This example is based on Determining and plotting the altitude/azimuth of a celestial object by Erik Tollerud and Kelle Cruz available in AstroPy Documentation.

The source code of this document is available at https://gitlab.com/rgaiacs/sheffield-r-users-group-2018-07-03.

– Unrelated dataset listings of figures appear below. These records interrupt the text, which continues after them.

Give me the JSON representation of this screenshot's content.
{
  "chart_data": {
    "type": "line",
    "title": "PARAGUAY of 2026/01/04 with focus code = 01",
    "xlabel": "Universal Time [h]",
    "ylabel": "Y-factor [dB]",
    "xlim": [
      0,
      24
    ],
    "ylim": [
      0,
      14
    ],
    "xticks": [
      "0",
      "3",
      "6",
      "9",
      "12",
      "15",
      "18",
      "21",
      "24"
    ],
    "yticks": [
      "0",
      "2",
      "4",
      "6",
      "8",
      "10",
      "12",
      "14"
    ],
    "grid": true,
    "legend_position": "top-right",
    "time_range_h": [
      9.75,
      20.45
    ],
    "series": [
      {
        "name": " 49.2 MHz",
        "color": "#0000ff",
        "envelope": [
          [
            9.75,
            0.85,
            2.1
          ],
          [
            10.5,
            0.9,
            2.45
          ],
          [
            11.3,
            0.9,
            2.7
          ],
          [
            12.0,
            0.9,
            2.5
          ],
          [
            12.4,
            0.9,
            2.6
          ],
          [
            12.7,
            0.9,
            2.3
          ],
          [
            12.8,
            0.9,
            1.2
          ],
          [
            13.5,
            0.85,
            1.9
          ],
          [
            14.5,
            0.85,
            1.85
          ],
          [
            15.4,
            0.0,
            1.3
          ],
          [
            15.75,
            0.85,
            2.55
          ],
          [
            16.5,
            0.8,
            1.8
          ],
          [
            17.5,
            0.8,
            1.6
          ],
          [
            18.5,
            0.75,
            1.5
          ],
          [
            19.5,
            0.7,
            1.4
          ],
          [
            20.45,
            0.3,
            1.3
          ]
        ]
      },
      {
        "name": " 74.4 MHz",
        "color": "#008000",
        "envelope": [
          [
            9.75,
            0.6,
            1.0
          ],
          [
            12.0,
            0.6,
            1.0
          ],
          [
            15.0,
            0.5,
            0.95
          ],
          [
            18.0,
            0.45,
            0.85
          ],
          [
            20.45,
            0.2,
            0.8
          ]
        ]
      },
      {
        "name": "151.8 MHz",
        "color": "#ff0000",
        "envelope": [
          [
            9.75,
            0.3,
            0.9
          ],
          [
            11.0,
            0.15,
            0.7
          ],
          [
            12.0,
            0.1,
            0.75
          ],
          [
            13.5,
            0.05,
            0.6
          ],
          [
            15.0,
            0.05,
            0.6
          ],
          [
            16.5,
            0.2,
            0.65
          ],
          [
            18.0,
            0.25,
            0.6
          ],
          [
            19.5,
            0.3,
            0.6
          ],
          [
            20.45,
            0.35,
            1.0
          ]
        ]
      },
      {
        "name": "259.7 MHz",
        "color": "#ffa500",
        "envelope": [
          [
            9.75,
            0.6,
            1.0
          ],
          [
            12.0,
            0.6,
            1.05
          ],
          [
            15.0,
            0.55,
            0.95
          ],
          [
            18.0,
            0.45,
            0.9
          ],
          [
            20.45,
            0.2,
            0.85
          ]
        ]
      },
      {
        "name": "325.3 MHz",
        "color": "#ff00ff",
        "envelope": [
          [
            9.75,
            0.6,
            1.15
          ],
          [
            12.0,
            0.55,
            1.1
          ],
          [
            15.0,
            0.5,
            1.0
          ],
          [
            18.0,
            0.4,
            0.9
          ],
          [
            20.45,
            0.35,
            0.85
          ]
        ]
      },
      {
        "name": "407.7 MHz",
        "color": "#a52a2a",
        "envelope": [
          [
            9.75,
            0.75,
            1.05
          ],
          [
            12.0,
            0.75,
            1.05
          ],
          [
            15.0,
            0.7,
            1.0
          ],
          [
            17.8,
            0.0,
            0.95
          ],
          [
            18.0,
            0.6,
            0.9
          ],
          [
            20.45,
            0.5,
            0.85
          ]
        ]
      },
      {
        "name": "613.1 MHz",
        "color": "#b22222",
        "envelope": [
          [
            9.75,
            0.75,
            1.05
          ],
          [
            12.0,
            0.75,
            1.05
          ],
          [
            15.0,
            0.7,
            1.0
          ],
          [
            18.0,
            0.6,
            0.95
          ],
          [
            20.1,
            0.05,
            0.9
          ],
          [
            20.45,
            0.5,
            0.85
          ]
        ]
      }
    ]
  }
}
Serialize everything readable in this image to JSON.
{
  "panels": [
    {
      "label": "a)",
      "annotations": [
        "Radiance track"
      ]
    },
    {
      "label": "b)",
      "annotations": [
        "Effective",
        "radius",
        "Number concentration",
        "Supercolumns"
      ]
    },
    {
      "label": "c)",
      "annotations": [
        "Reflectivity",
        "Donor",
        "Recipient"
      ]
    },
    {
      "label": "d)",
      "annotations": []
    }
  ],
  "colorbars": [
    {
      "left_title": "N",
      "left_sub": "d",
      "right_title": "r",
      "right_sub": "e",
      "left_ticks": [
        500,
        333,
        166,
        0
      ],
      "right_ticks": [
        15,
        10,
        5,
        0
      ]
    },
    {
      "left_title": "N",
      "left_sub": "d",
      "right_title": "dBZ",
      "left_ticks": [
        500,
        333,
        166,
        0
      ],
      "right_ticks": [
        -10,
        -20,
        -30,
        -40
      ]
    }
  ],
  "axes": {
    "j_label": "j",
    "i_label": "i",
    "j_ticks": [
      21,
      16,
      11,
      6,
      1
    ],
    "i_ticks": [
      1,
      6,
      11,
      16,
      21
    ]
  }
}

Generating Data with AstroPy

import numpy as np
import astropy.units as u
from astropy.time import Time
from astropy.coordinates import SkyCoord, EarthLocation, AltAz
m33 = SkyCoord.from_name('M33')  # Get the coordinates of M33
bear_mountain = EarthLocation(lat=41.3*u.deg, lon=-74*u.deg, height=390*u.m)  # Provide the location of Bear Mountain
utcoffset = -4*u.hour  # Eastern Daylight Time
midnight = Time('2012-7-13 00:00:00') - utcoffset  # Set the time
delta_midnight = np.linspace(-2, 10, 100) * u.hour
frame_July13night = AltAz(
    obstime=midnight+delta_midnight,
    location=bear_mountain
)
m33altazs_July13night = m33.transform_to(frame_July13night)  # Find the Alt, Az coordinates
## Downloading http://maia.usno.navy.mil/ser7/finals2000A.all [Done]
m33airmasss_July13night = m33altazs_July13night.secz
x = delta_midnight
y = m33airmasss_July13night

Visualising Data with ggplot2

library(ggplot2)

ggplot(
  data.frame(x=py$x, y=py$y),
  aes(x, y)
) +
  geom_line() +
  xlim(-2, 10) +
  ylim(1, 4) +
  xlab('Hours from EDT Midnight') +
  ylab('Airmass [Sec(z)]')
## Warning: Removed 22 rows containing missing values (geom_path).